So to seed the topic with some ideas….
- At the OpenChain day at the Open Source Summit in Dublin, Andrew asked whether the community could provide reference implementations
of compliance as examples. My garbled notes of the day were just a single line of text for this, but I’m interpreting it as (for example) simple projects on GitHub with the associated metadata or config files to tie in with tooling, and resulting outcomes.

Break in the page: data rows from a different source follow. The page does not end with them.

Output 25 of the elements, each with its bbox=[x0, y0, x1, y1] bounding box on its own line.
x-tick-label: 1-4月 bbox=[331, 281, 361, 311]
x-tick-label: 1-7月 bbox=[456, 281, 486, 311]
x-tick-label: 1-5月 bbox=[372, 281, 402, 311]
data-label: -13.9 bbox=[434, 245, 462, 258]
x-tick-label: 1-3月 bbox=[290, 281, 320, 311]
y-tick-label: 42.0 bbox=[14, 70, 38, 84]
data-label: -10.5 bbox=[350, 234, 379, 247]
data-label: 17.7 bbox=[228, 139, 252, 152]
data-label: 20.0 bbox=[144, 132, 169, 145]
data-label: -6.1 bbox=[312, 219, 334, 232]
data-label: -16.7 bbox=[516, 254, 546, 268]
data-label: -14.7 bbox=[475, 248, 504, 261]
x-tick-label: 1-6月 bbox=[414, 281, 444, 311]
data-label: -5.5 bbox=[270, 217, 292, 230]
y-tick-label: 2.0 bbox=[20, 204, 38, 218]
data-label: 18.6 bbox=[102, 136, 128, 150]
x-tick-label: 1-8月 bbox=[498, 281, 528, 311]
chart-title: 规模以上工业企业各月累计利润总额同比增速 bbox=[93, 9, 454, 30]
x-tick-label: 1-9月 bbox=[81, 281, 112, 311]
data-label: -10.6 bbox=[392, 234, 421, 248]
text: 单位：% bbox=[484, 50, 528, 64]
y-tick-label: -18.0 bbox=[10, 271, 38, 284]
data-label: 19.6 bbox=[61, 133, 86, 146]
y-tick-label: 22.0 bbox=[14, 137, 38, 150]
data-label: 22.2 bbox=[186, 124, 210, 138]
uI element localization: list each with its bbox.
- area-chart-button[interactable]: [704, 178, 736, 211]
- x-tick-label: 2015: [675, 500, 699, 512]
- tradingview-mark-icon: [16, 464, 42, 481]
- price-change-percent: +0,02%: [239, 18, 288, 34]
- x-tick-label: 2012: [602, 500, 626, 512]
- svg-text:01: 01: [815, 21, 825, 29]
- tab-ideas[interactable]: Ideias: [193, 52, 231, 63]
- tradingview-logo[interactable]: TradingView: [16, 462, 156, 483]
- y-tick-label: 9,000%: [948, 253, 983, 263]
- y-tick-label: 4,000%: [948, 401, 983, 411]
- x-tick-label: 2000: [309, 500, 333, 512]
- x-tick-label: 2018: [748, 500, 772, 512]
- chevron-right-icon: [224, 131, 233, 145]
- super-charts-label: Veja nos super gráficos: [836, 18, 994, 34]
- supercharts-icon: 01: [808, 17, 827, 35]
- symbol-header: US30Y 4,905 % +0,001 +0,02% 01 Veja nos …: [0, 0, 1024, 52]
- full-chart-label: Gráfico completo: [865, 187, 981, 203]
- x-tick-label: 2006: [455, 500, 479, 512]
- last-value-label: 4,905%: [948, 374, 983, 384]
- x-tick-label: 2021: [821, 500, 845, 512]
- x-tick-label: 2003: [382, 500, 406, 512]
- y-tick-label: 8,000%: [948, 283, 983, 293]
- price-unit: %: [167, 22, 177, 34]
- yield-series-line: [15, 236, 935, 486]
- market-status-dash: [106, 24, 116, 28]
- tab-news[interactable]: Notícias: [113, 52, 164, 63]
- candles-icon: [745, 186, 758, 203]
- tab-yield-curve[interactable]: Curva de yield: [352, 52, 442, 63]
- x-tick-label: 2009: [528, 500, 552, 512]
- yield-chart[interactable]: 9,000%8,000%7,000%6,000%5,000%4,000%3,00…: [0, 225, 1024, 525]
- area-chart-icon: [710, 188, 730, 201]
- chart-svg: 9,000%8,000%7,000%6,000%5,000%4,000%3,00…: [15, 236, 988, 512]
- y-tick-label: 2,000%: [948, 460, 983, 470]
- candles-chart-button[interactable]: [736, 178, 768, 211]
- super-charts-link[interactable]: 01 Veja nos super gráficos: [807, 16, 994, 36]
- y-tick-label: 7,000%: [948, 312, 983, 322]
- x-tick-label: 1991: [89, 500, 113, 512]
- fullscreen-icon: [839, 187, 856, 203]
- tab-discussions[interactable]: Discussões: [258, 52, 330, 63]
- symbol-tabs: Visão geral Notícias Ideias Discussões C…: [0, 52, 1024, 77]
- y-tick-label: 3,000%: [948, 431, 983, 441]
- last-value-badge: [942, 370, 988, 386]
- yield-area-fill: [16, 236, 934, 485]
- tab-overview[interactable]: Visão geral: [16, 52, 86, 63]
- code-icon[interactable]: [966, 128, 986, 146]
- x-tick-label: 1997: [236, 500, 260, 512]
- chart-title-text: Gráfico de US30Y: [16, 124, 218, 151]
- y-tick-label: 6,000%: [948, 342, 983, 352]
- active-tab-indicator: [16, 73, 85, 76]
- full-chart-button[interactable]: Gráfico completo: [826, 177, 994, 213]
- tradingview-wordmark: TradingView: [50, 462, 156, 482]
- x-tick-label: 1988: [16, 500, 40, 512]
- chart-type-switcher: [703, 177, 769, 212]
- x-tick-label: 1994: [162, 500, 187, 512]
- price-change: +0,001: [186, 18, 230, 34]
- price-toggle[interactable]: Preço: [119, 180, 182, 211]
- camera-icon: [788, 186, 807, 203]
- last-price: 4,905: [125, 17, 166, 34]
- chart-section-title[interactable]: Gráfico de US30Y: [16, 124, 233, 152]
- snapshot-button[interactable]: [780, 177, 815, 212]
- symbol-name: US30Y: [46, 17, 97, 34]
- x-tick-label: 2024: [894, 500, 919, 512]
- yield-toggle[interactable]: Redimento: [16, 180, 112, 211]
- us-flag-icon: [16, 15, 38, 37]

Or perhaps appropriate SPDX declarations in source files. I dunno – I figure “community could provide examples” is sufficient to warrant some discussion.
- Would it make sense to have a community-led project to improve the compliance stance of popular open-source projects? By this,
I mean coordinating the submission of PRs to projects , where the PR (for example) adds SPDX-License identifiers, or makes the project conform to REUSE guidelines or adds configurations for OSS tooling for scanning, or whatever else makes sense that would
make it easier to clear the project in a compliance toolchain later?
- SBOM distribution methods – especially when the software distribution is embedded.
I recognise that these are not UK-specific, but figure that need not be a barrier.
*runs away again*
uk-wg@... <uk-wg@...> on behalf of Shane Coughlan <scoughlan@...>
Date: Wednesday, 19 October 2022 at 16:12
To: OpenChain UK <uk-wg@...>
Subject: Re: [uk-wg] Plans for the UK workgroup
> On Oct 19, 2022, at 14:16, Steve Kilbane <stephen.kilbane@...> wrote:
> The UK OpenChain workgroup had a meeting last week, and there was a lot of great info passed on about what’s been going on in the OpenChain project worldwide over the past few months. There was also some fascinating and thoughtful commentary on the current
landscape from Andrew. Perhaps it was the format of the Zoom session, but it seemed to be very much a one-directional session, and it made me wonder what the UK workgroup is up to, right now. Are there specific activities in progress? Are there UK-specific
issues under consideration, or that orgs are running into, of which the UK workgroup is aware?
> With the publication of OpenChain as an ISO/IEC standard, there’s been a lot of adoption over the past couple of years, so it’s possible that there are people who are new to the UK mailing list too. If so, like me, they might benefit from a better understanding
of what the UK workgroup is up to, presently.
> I think that, towards the end of the session, Andrew and Sami were asking for suggested topics to address, and presumably this mailing list would be the place to make suggestions.
Thank you for you this!
I think fostering a round-table discussion format would be an excellent evolution, and the sharing of knowledge from the UK market - and ensuring it goes outward - could be really useful.
How about at the next meeting with focus on having a couple of specific items for workshopping, designed explicitly for interactive discussion?